CSRC: ODIs by Chinese Listed Companies
To boost mergers & acquisitions and restructuring activities, in March 2014, the State Council issued opinions announcing new policies to be implemented to “eliminate prior reviews of listed company acquisition reports and enhance post-transaction accountability; eliminate the approvals required for material asset purchases, sales and swaps by or in respect of listed companies (with the exception of backdoor listing); and eliminate certain approval requirements for acquiring listed companies through takeover bids”.
On 23 October 2014, the CSRCpublished the amended “Measures for the Administration of Material Asset Reorganization of Listed Companies” and “Measures for the Administration on Acquisition of Listed Companies”. These two amended measures abolished the need for prior reviews to ensure compliance with the State Council’s requirements.

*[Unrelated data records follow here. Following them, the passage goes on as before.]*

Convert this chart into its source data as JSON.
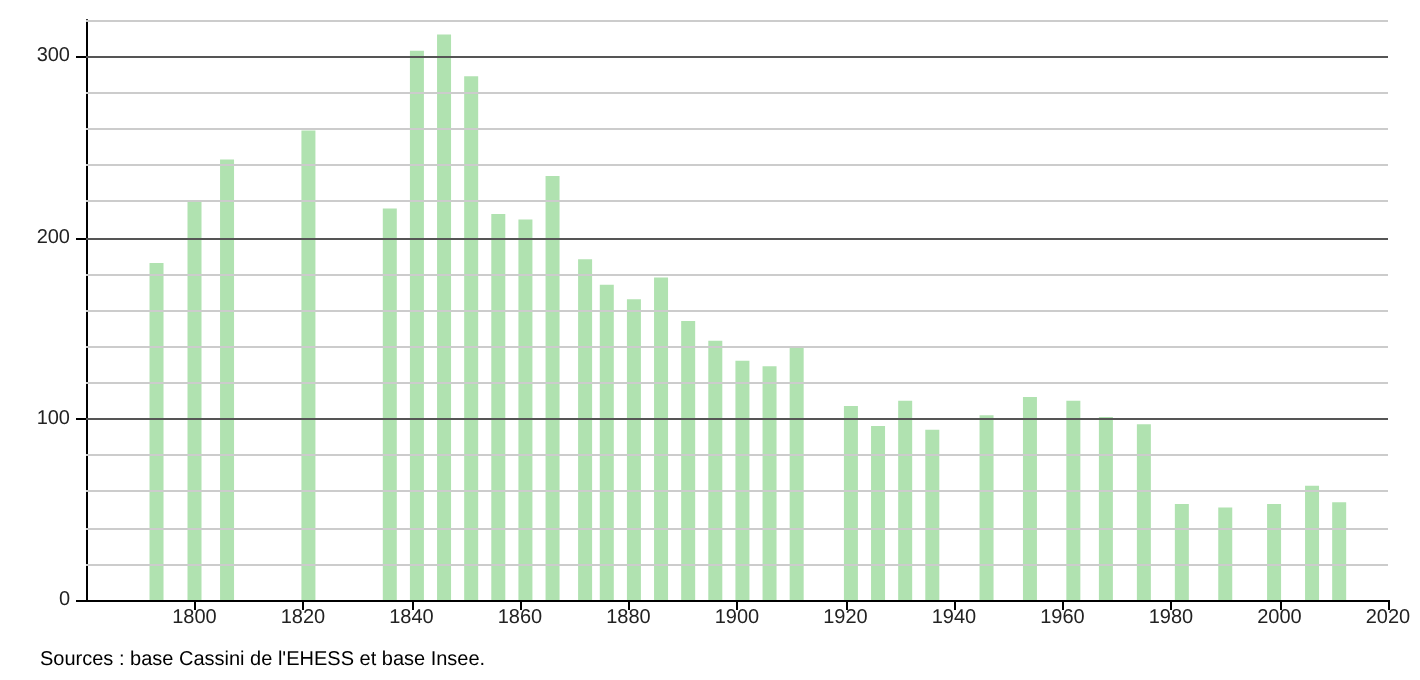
{
  "chart_data": {
    "type": "bar",
    "x": [
      1793,
      1800,
      1806,
      1821,
      1836,
      1841,
      1846,
      1851,
      1856,
      1861,
      1866,
      1872,
      1876,
      1881,
      1886,
      1891,
      1896,
      1901,
      1906,
      1911,
      1921,
      1926,
      1931,
      1936,
      1946,
      1954,
      1962,
      1968,
      1975,
      1982,
      1990,
      1999,
      2006,
      2011
    ],
    "values": [
      186,
      220,
      243,
      259,
      216,
      303,
      312,
      289,
      213,
      210,
      234,
      188,
      174,
      166,
      178,
      154,
      143,
      132,
      129,
      140,
      107,
      96,
      110,
      94,
      102,
      112,
      110,
      101,
      97,
      53,
      51,
      53,
      63,
      54
    ],
    "color": "#b0e2b0",
    "xlim": [
      1780,
      2020
    ],
    "xticks": [
      1800,
      1820,
      1840,
      1860,
      1880,
      1900,
      1920,
      1940,
      1960,
      1980,
      2000,
      2020
    ],
    "ylim": [
      0,
      320
    ],
    "yticks": [
      0,
      100,
      200,
      300
    ],
    "grid": "y",
    "annotations": [
      "Sources : base Cassini de l'EHESS et base Insee."
    ]
  }
}
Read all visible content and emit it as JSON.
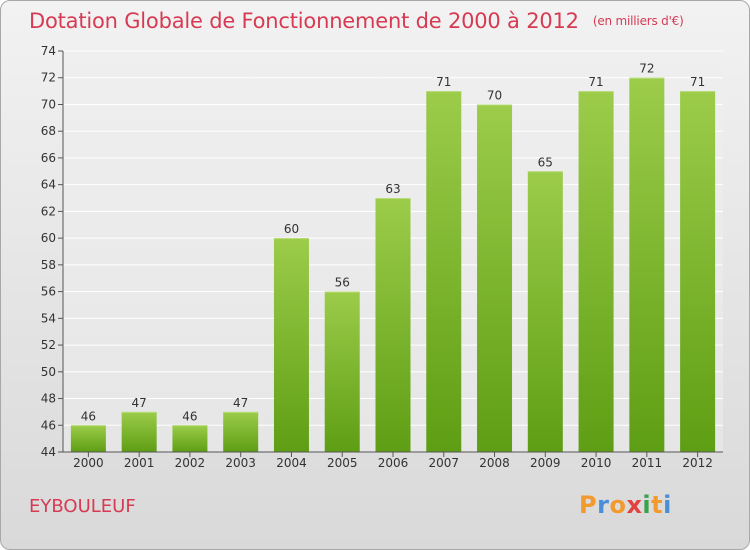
{
  "header": {
    "title": "Dotation Globale de Fonctionnement de 2000 à 2012",
    "unit": "(en milliers d'€)"
  },
  "commune": "EYBOULEUF",
  "logo": {
    "text": "Proxiti",
    "letter_colors": [
      "#f29a2e",
      "#4a8fd6",
      "#f29a2e",
      "#e2423f",
      "#3aa34a",
      "#f29a2e",
      "#4a8fd6"
    ]
  },
  "colors": {
    "title": "#d63b53",
    "bar_top": "#9ccc4a",
    "bar_bottom": "#5e9e14"
  },
  "chart_data": {
    "type": "bar",
    "title": "Dotation Globale de Fonctionnement de 2000 à 2012",
    "subtitle": "(en milliers d'€)",
    "categories": [
      "2000",
      "2001",
      "2002",
      "2003",
      "2004",
      "2005",
      "2006",
      "2007",
      "2008",
      "2009",
      "2010",
      "2011",
      "2012"
    ],
    "values": [
      46,
      47,
      46,
      47,
      60,
      56,
      63,
      71,
      70,
      65,
      71,
      72,
      71
    ],
    "data_labels": [
      "46",
      "47",
      "46",
      "47",
      "60",
      "56",
      "63",
      "71",
      "70",
      "65",
      "71",
      "72",
      "71"
    ],
    "ylim": [
      44,
      74
    ],
    "yticks": [
      44,
      46,
      48,
      50,
      52,
      54,
      56,
      58,
      60,
      62,
      64,
      66,
      68,
      70,
      72,
      74
    ],
    "grid": true
  }
}
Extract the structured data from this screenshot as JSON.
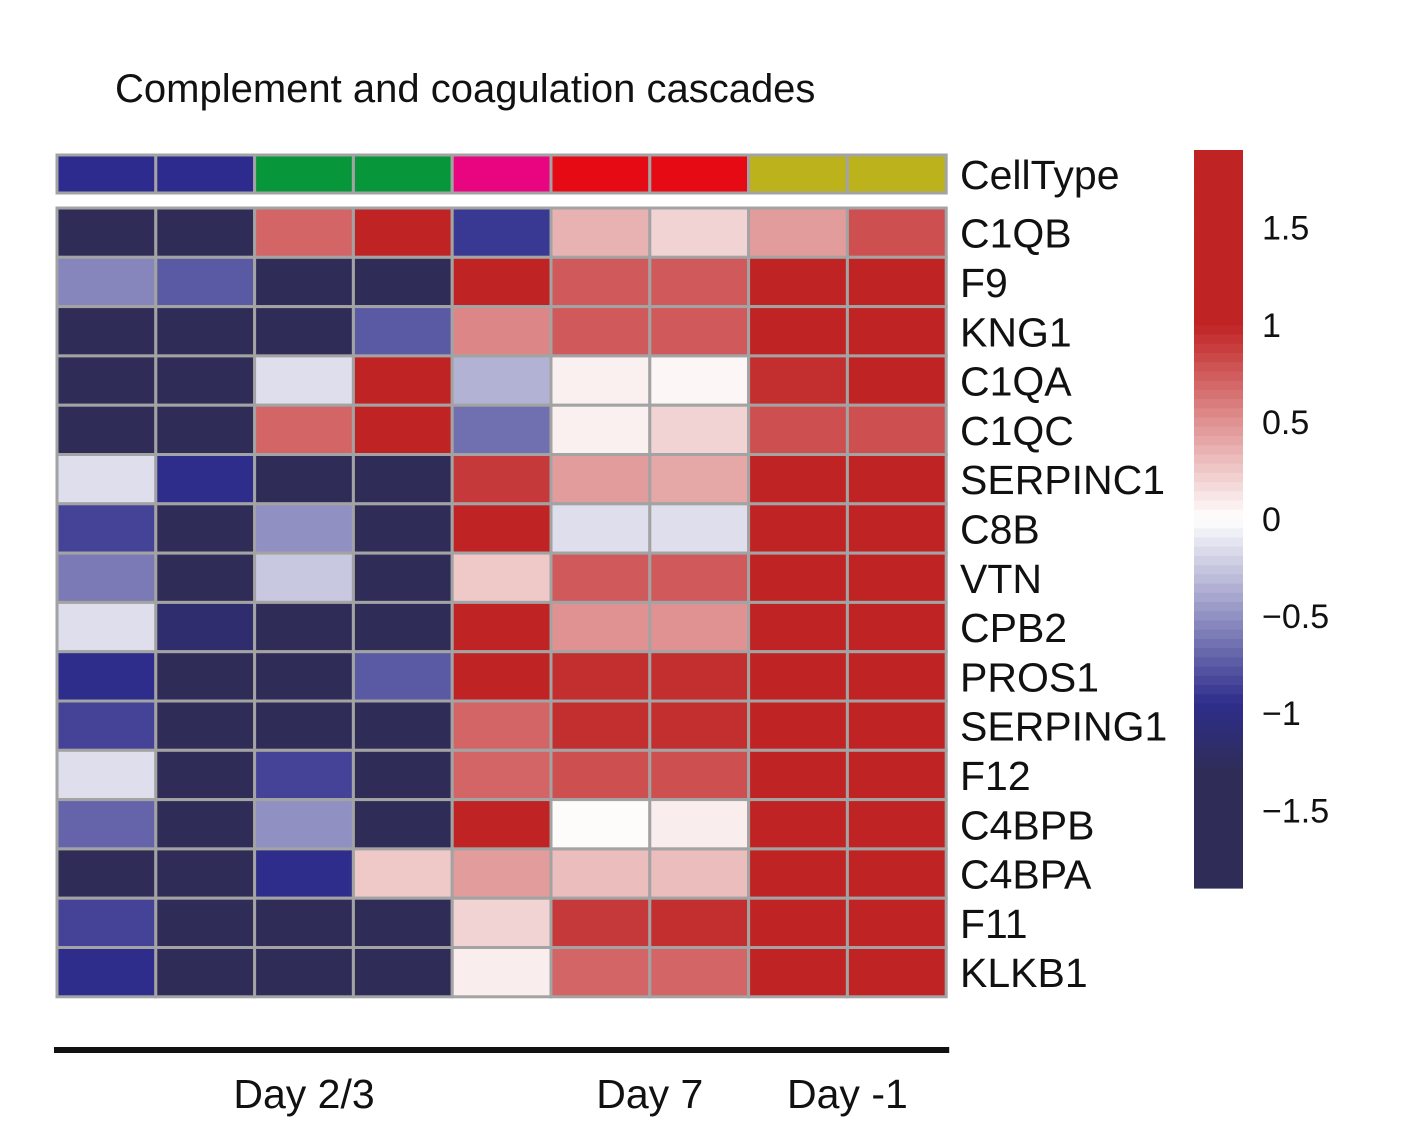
{
  "chart_data": {
    "type": "heatmap",
    "title": "Complement and coagulation cascades",
    "annotation": {
      "name": "CellType",
      "colors": [
        "#2d2b8d",
        "#2d2b8d",
        "#08963b",
        "#08963b",
        "#e8057f",
        "#e50a14",
        "#e50a14",
        "#bbb21c",
        "#bbb21c"
      ]
    },
    "rows": [
      "C1QB",
      "F9",
      "KNG1",
      "C1QA",
      "C1QC",
      "SERPINC1",
      "C8B",
      "VTN",
      "CPB2",
      "PROS1",
      "SERPING1",
      "F12",
      "C4BPB",
      "C4BPA",
      "F11",
      "KLKB1"
    ],
    "values": [
      [
        -1.6,
        -1.6,
        0.7,
        1.6,
        -0.9,
        0.35,
        0.2,
        0.45,
        0.8
      ],
      [
        -0.55,
        -0.75,
        -1.6,
        -1.6,
        1.05,
        0.75,
        0.75,
        1.6,
        1.6
      ],
      [
        -1.3,
        -1.6,
        -1.6,
        -0.75,
        0.55,
        0.75,
        0.75,
        1.6,
        1.6
      ],
      [
        -1.6,
        -1.6,
        -0.15,
        1.6,
        -0.35,
        0.07,
        0.04,
        0.95,
        1.1
      ],
      [
        -1.6,
        -1.6,
        0.7,
        1.6,
        -0.65,
        0.07,
        0.2,
        0.8,
        0.8
      ],
      [
        -0.15,
        -0.95,
        -1.6,
        -1.6,
        0.9,
        0.45,
        0.4,
        1.6,
        1.6
      ],
      [
        -0.85,
        -1.6,
        -0.5,
        -1.6,
        1.05,
        -0.15,
        -0.15,
        1.6,
        1.6
      ],
      [
        -0.6,
        -1.6,
        -0.25,
        -1.6,
        0.25,
        0.75,
        0.75,
        1.6,
        1.6
      ],
      [
        -0.15,
        -1.15,
        -1.6,
        -1.6,
        1.05,
        0.5,
        0.5,
        1.6,
        1.6
      ],
      [
        -0.95,
        -1.6,
        -1.6,
        -0.75,
        1.25,
        0.95,
        0.95,
        1.6,
        1.6
      ],
      [
        -0.85,
        -1.6,
        -1.6,
        -1.6,
        0.7,
        0.95,
        0.95,
        1.6,
        1.6
      ],
      [
        -0.15,
        -1.6,
        -0.85,
        -1.6,
        0.7,
        0.8,
        0.8,
        1.6,
        1.6
      ],
      [
        -0.7,
        -1.6,
        -0.5,
        -1.3,
        1.25,
        0.02,
        0.08,
        1.6,
        1.6
      ],
      [
        -1.6,
        -1.6,
        -0.95,
        0.25,
        0.45,
        0.3,
        0.3,
        1.6,
        1.6
      ],
      [
        -0.85,
        -1.6,
        -1.6,
        -1.6,
        0.2,
        0.9,
        0.95,
        1.6,
        1.6
      ],
      [
        -0.95,
        -1.3,
        -1.6,
        -1.6,
        0.08,
        0.7,
        0.7,
        1.6,
        1.6
      ]
    ],
    "color_scale": {
      "min": -1.9,
      "max": 1.9,
      "low": "#2f2d57",
      "mid_low": "#2e2d8c",
      "mid": "#ffffff",
      "high": "#c02324",
      "ticks": [
        {
          "value": 1.5,
          "label": "1.5"
        },
        {
          "value": 1,
          "label": "1"
        },
        {
          "value": 0.5,
          "label": "0.5"
        },
        {
          "value": 0,
          "label": "0"
        },
        {
          "value": -0.5,
          "label": "−0.5"
        },
        {
          "value": -1,
          "label": "−1"
        },
        {
          "value": -1.5,
          "label": "−1.5"
        }
      ]
    },
    "groups": [
      {
        "label": "Day 2/3",
        "columns": [
          0,
          4
        ]
      },
      {
        "label": "Day 7",
        "columns": [
          5,
          6
        ]
      },
      {
        "label": "Day -1",
        "columns": [
          7,
          8
        ]
      }
    ],
    "grid_color": "#a3a3a3"
  }
}
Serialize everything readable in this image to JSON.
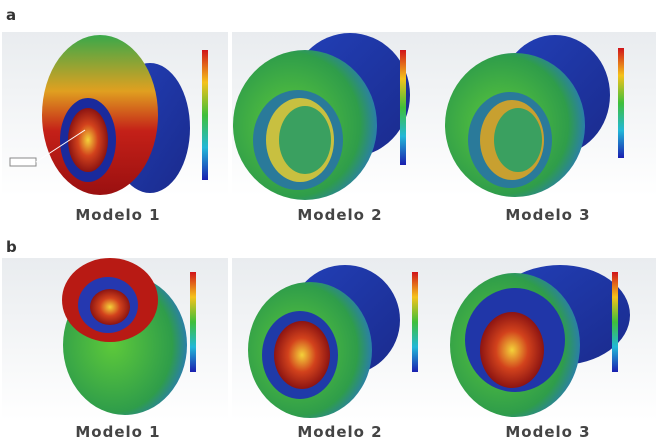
{
  "panels": [
    {
      "label": "a",
      "captions": [
        "Modelo 1",
        "Modelo 2",
        "Modelo 3"
      ]
    },
    {
      "label": "b",
      "captions": [
        "Modelo 1",
        "Modelo 2",
        "Modelo 3"
      ]
    }
  ]
}
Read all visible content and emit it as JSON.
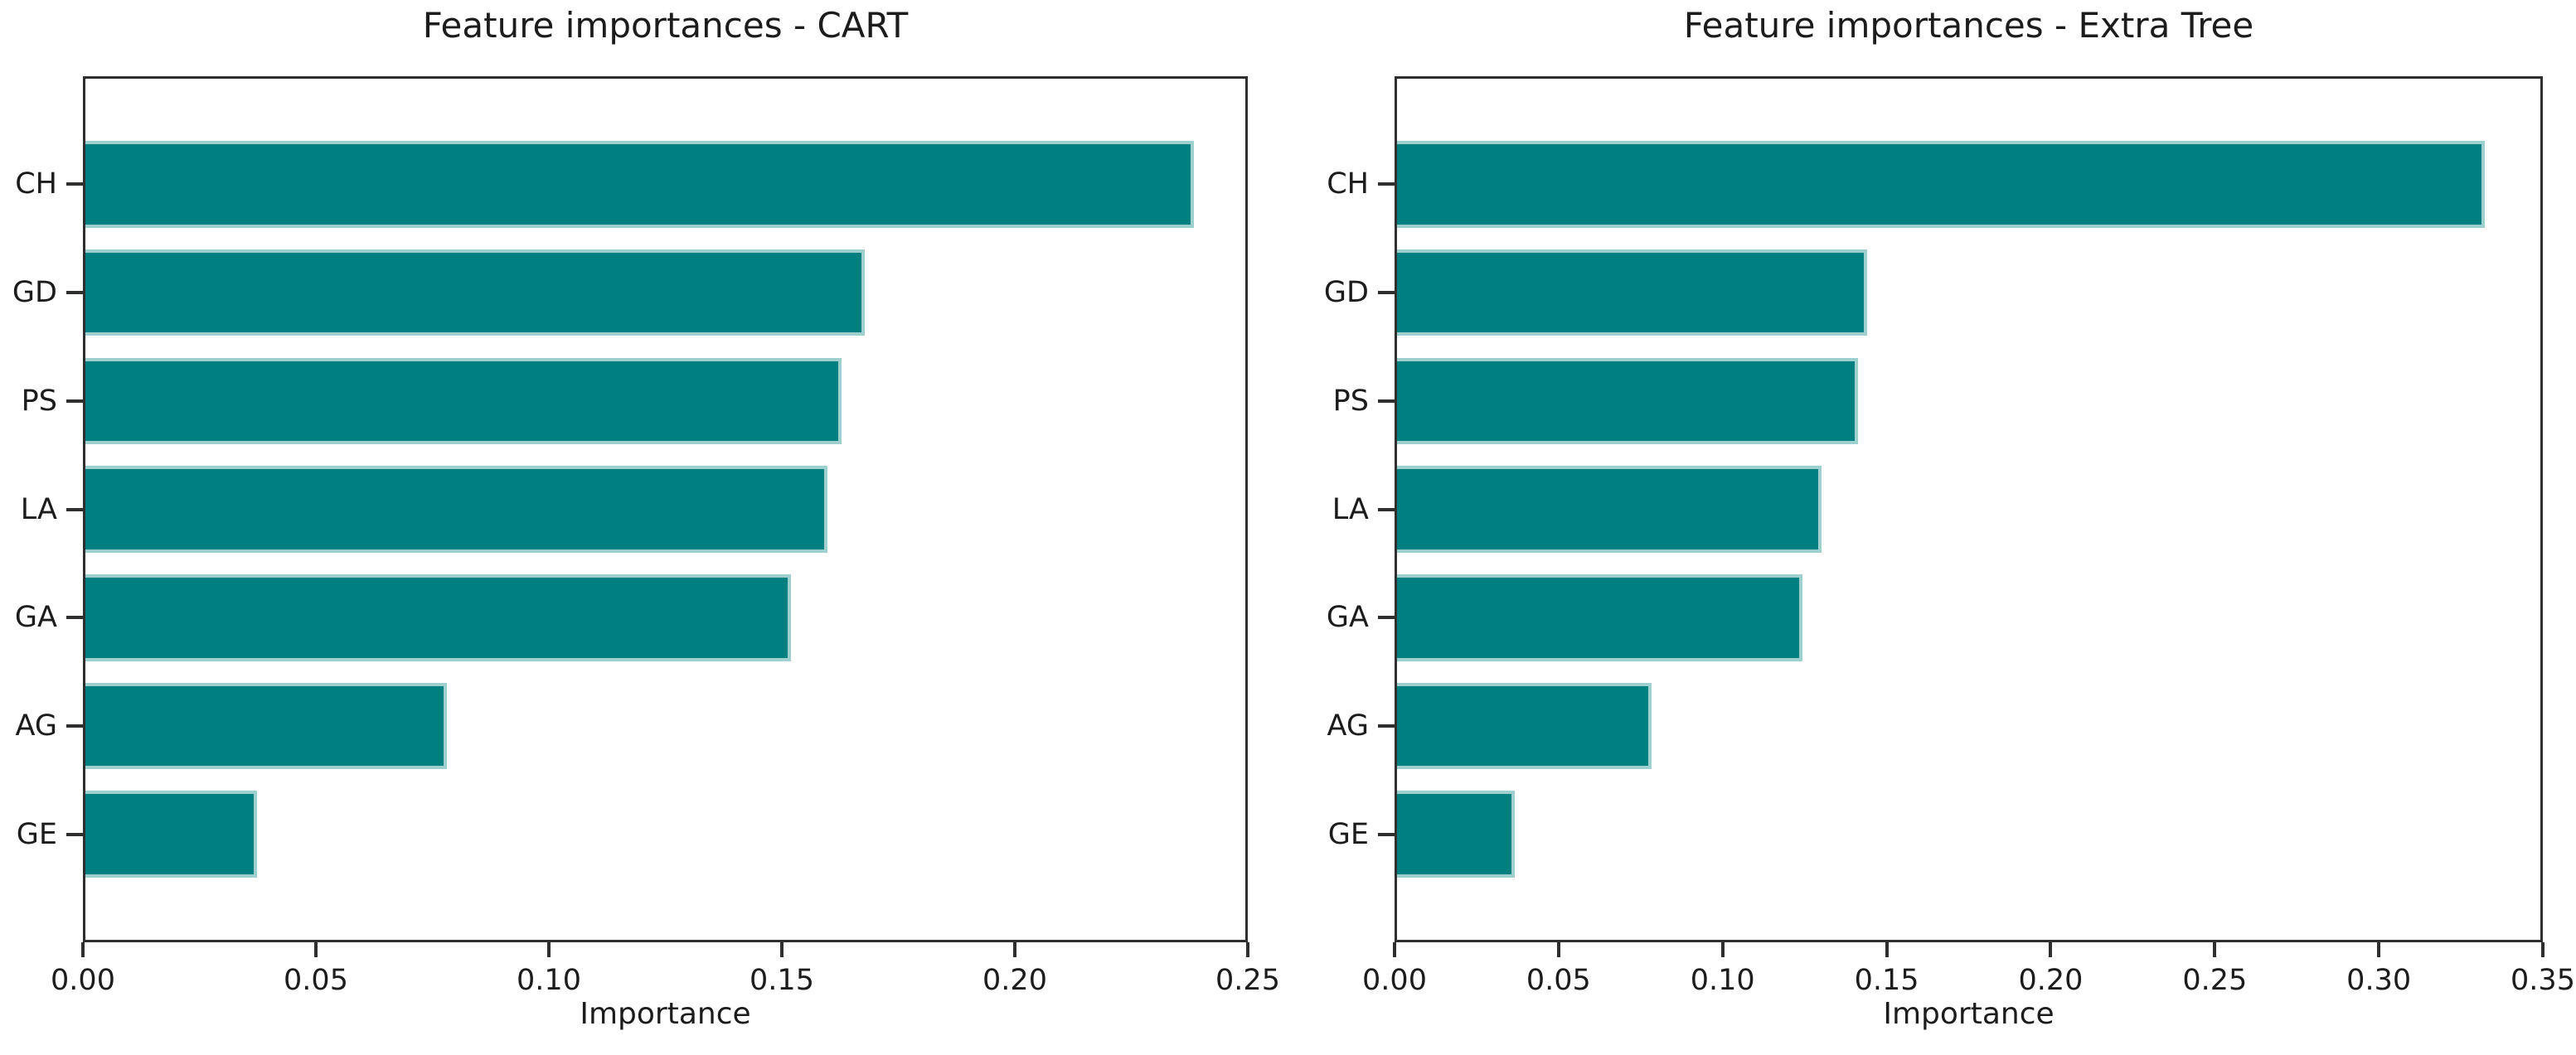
{
  "page": {
    "background": "#ffffff"
  },
  "colors": {
    "bar_fill": "#007f80",
    "bar_edge": "#9ed0d0",
    "spine": "#2f2f2f",
    "text": "#1c1c1c"
  },
  "chart_data": [
    {
      "type": "bar",
      "orientation": "horizontal",
      "title": "Feature importances - CART",
      "xlabel": "Importance",
      "ylabel": "",
      "categories": [
        "CH",
        "GD",
        "PS",
        "LA",
        "GA",
        "AG",
        "GE"
      ],
      "values": [
        0.239,
        0.168,
        0.163,
        0.16,
        0.152,
        0.078,
        0.037
      ],
      "xlim": [
        0,
        0.25
      ],
      "xticks": [
        "0.00",
        "0.05",
        "0.10",
        "0.15",
        "0.20",
        "0.25"
      ],
      "xtick_values": [
        0,
        0.05,
        0.1,
        0.15,
        0.2,
        0.25
      ],
      "grid": false,
      "legend": null,
      "bar_color": "#007f80"
    },
    {
      "type": "bar",
      "orientation": "horizontal",
      "title": "Feature importances - Extra Tree",
      "xlabel": "Importance",
      "ylabel": "",
      "categories": [
        "CH",
        "GD",
        "PS",
        "LA",
        "GA",
        "AG",
        "GE"
      ],
      "values": [
        0.333,
        0.144,
        0.141,
        0.13,
        0.124,
        0.078,
        0.036
      ],
      "xlim": [
        0,
        0.35
      ],
      "xticks": [
        "0.00",
        "0.05",
        "0.10",
        "0.15",
        "0.20",
        "0.25",
        "0.30",
        "0.35"
      ],
      "xtick_values": [
        0,
        0.05,
        0.1,
        0.15,
        0.2,
        0.25,
        0.3,
        0.35
      ],
      "grid": false,
      "legend": null,
      "bar_color": "#007f80"
    }
  ]
}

It is worth noting that, pursuant to PRC Securities Law, the amended measures did not repeal the approval for acquisitions of listed companies affected with offerings of new shares. Accordingly, more substantive reforms involving listed company mergers and restructurings still require further amendments to the relevant and prescriptive laws (including the Securities Law) before they can be realized. Listed companies have actively participated in Chinese ODI transactions recently, and the on-going reform will certainly give a further push to this trend.
It is encouraging to see Chinese government continue to reform and deregulate its ODI regulatory regimes.
Notwithstanding, certain obstacles still remain under the new regimes, including: unnecessary involvement of multiple regulators; time-consuming and unpredictable process; preference to keep the market-distorting “road pass” regime; and complex and lengthy approval requirements imposed on ODIs conducted by listed companies and SOEs. It is therefore imperative for the Chinese government to continue further deregulation reform.
Even under the more relaxed new ODI regulatory regimes, on our experience, some regulators still get used to the old “approval mentality” by carrying out substantive review on ODI projects notwithstanding only record-filing is required. It seems that a “transitional period” is still required before the regulators get comfortable with those new regimes. Till then, Chinese ODI investors must factor those challenges into their overseas transactions.
Verification is in substance no different from “approval” in China’s regulatory context whereby the concerned Chinese regulators have discretions on if certain investment can go ahead.